Stephen Foerster is expected to plead guilty to related charges Wednesday morning.

The Cherryville man who allegedly hid his son from police scrutiny after he became the lead suspect in a high profile murder investigation, is expected to plead guilty to related charges Wednesday morning.

Stephen Roy Foerster, 60, is scheduled to enter the guilty plea to charges of obstruction of justice and accessory after the fact, relating to the 2011 murder of Armstrong teen Taylor Van Diest, said Crown counsel David Grabavac.

Sentencing recommendations for those charges will be heard in the Kelowna courtroom at that point as well.

It’s the final legal hurdle for the Van Diest family, who spent years awaiting the courts to address the 2011 murder of the teen.

“I’ll be there,” said Taylor’s mother Marie Van Diest, Monday morning.

“Wednesday will be a telling day. I probably won’t be somewhat satisfied until I find out what kind of sentence (he gets.)”

Matthew Foerster was convicted of first degree murder this April and will be in prison for a minimum of 25 years.

A jury found that he fatally beat Taylor Van Diest and left her to die on  stretch of Armstrong train tracks Halloween night 2011.

He may have escaped unidentified, but the teen had scratched her assailant and his DNA was found under her fingernails. It was matched to the DNA in pre-existing assault complaint, from a Kelowna escort agency, and the victim of that alleged crime helped police with a composite sketch.

Some  1,250 tips from the public were gathered after the sketch was released, and numerous people pointed to the junior Foerster as a potential lead.

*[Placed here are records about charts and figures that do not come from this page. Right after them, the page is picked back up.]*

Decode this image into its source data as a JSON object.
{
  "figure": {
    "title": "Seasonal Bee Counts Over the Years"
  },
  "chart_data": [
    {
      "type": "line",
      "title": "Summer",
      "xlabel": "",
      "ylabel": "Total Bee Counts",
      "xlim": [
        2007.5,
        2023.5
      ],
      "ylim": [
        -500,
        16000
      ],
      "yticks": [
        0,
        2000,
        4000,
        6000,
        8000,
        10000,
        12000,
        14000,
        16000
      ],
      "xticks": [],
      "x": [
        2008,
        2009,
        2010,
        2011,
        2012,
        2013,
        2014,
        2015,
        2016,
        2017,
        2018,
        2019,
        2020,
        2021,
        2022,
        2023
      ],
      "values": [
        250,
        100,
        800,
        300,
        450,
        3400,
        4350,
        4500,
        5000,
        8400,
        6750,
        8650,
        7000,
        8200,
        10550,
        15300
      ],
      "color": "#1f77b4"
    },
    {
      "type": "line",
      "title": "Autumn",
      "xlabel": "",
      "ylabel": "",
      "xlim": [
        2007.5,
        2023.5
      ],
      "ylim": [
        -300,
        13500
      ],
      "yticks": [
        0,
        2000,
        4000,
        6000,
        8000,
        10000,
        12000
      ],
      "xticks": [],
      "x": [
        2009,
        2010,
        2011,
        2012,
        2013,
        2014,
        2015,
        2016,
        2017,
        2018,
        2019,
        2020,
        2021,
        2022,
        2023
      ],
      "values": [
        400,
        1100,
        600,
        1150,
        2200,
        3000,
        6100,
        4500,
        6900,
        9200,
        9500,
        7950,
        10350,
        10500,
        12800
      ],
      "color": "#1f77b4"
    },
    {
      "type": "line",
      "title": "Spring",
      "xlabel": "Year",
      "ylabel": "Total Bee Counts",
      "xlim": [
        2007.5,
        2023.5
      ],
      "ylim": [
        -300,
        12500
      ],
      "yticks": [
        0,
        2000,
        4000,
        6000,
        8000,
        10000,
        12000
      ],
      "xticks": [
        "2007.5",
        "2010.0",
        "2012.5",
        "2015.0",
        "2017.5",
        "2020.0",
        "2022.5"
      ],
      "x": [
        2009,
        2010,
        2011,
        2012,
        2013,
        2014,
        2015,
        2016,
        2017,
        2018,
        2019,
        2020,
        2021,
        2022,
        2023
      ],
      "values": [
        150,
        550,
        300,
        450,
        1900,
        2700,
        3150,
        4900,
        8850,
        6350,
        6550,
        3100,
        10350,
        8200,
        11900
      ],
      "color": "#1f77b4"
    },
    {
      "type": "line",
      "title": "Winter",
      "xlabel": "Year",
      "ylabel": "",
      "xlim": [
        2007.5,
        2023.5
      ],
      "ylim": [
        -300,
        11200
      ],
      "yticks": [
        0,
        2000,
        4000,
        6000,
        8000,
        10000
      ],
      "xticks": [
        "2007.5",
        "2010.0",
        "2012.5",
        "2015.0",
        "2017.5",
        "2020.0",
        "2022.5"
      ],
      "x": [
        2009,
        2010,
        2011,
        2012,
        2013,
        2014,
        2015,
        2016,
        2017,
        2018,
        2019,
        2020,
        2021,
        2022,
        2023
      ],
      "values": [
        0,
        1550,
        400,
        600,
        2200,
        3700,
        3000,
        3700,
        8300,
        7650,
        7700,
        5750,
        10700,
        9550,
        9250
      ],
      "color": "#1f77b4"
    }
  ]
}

B.C. Mounties, assisted by their colleagues in Ontario as well as members of the Ontario Provincial Police, arrested Matthew Foerster five months later at a motel in Collingwood, Ont.

His father was arrested the same day at his Cherryville home.

Over the course of Matthew Foerster’s two week trial, it was revealed that he had a significant amount of cash on him when he was arrested at the Collingwood hotel, and there was reference to disposable mobile phones being used to contact him.

Once he was brought back to Kelowna cells, it was his half-brother and a sister who pleaded with him to be upfront about his role in the Van Diest murder.

Other than the charges, very little else has been revealed about the senior Foerster’s role.